Les Finlandais ne lui ont pas pardonné les scandales qui se sont multipliés dans des maisons de retraite gérées par des entreprises privées, ainsi que ses coupes budgétaires. «C’est à partir de ces affaires, très médiatisées, que les sociaux-démocrates ont commencé à se détacher», fait remarquer l’universitaire Teivo Teivainen. La population de ce pays souvent qualifié de «plus heureux du monde» est aussi inquiète pour ses écoles, aux premières places des classements internationaux, et auxquelles le précédent gouvernement demandait aussi des économies.

Présidence tournante

Les sociaux-démocrates ont promis de tourner la page, de mettre fin à l’austérité, mais avec qui mener cette politique?
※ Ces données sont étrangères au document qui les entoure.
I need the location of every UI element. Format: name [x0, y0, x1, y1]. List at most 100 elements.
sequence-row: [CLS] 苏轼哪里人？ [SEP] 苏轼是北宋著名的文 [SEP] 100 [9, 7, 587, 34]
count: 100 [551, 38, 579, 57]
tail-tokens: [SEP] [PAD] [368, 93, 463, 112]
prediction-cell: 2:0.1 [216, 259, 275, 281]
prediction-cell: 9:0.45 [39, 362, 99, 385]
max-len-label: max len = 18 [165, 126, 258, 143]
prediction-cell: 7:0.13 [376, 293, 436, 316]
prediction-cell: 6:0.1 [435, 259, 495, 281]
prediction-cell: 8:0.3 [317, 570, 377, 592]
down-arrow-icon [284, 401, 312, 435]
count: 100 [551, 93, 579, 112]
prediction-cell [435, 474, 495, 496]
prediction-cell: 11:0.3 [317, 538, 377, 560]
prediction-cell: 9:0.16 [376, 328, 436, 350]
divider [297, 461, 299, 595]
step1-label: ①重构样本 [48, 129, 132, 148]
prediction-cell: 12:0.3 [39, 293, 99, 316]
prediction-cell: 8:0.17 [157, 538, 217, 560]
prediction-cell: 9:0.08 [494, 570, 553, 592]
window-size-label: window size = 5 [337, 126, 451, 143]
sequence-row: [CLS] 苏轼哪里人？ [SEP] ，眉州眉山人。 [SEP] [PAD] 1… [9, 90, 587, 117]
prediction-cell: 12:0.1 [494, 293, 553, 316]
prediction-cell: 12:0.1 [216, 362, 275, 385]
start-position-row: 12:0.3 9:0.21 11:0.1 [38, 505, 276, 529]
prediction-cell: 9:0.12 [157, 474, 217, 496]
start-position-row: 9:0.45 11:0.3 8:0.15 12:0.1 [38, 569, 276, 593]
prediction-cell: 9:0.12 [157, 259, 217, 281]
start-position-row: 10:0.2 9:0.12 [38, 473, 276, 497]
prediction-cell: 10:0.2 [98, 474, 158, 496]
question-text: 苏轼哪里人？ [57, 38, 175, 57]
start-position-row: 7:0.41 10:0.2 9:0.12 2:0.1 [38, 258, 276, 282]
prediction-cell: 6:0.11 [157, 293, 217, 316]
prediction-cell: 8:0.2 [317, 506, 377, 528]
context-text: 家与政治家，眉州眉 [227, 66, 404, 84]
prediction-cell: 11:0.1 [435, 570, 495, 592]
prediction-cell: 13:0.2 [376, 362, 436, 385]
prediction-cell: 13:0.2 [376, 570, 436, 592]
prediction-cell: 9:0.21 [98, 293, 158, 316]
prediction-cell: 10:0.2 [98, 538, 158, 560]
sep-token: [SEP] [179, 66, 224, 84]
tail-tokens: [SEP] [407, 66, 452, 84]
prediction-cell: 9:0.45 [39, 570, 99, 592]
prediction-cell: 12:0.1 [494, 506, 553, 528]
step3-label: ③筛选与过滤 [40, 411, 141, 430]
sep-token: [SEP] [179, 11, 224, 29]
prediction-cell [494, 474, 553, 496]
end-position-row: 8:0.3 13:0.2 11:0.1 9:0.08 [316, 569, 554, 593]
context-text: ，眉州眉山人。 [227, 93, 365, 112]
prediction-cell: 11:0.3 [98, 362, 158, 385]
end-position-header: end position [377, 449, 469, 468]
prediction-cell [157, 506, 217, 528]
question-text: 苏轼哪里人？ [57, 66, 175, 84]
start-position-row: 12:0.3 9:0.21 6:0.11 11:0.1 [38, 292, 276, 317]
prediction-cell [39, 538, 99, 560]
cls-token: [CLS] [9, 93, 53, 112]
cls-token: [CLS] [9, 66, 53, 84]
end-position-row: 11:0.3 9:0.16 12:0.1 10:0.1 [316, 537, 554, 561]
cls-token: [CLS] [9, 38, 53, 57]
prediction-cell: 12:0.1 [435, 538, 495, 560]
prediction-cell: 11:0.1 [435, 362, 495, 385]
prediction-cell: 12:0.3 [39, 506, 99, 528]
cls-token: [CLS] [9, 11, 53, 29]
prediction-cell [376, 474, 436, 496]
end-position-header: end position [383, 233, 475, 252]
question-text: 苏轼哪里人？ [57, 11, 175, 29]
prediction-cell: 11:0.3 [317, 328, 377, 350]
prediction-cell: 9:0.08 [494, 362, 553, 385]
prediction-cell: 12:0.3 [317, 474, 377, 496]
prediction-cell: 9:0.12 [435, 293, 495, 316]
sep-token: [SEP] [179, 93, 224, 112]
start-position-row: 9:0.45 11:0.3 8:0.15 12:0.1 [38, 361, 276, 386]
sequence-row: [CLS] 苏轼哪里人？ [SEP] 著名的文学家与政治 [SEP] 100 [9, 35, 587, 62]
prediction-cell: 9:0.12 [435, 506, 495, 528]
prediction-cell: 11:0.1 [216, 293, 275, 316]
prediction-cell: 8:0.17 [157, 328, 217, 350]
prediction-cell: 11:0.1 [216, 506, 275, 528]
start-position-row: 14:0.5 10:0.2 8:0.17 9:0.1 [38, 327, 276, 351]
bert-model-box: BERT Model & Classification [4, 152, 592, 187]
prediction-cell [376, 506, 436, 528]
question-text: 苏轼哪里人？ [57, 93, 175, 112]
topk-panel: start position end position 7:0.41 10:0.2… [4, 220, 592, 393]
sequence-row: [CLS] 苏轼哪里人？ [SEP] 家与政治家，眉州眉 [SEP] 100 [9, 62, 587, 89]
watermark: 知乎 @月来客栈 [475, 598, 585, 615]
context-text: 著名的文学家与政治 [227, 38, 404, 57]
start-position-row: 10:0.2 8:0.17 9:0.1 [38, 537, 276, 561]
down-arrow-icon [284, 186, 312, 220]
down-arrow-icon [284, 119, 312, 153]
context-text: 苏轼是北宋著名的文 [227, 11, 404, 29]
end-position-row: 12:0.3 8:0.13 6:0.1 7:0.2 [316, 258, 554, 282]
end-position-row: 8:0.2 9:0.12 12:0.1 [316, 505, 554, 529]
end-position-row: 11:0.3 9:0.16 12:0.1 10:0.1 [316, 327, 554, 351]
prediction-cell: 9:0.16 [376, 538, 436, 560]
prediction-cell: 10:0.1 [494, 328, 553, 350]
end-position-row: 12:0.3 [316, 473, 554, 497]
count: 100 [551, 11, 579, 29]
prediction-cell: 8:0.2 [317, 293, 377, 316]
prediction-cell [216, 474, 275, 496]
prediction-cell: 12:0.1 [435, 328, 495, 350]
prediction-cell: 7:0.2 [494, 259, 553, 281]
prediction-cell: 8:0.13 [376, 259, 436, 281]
C’est tout l’enjeu des tractations qui vont commencer et pour lesquelles l’ancien syndicaliste Antti Rinne devra montrer ses qualités de négociateur. Il n’a qu’un seul siège de député de plus que les Vrais Finlandais.
L’appui des alliés naturels que sont les Verts et la gauche plus radicale, qui ont fait de bons scores, ne suffira pas. Car pour la politologue Sini Korpinen, les temps ont définitivement changé: «L’époque où les trois grands partis alternaient entre gouvernement et opposition est finie, constate-t-elle. Cette fois les négociations vont être très difficiles, tout peut arriver.»
Antti Rinne, qui veut former un gouvernement «avant fin mai», a prévu de parler à «tous les partis», même s’il s’interrogeait hier sur la compatibilité de ses «valeurs» avec celles des Vrais Finlandais.
Lundi, tous les quotidiens du pays s’accordaient sur le fait que ces négociations, au sein d’un Parlement où aucun parti n’a fait plus de 20 %, seraient difficiles. Leur issue sera en tout cas suivie de près. Et pas seulement en Finlande, car c’est ce pays, à partir du 1er juillet prochain, qui assumera la présidence tournante de l’Union européenne.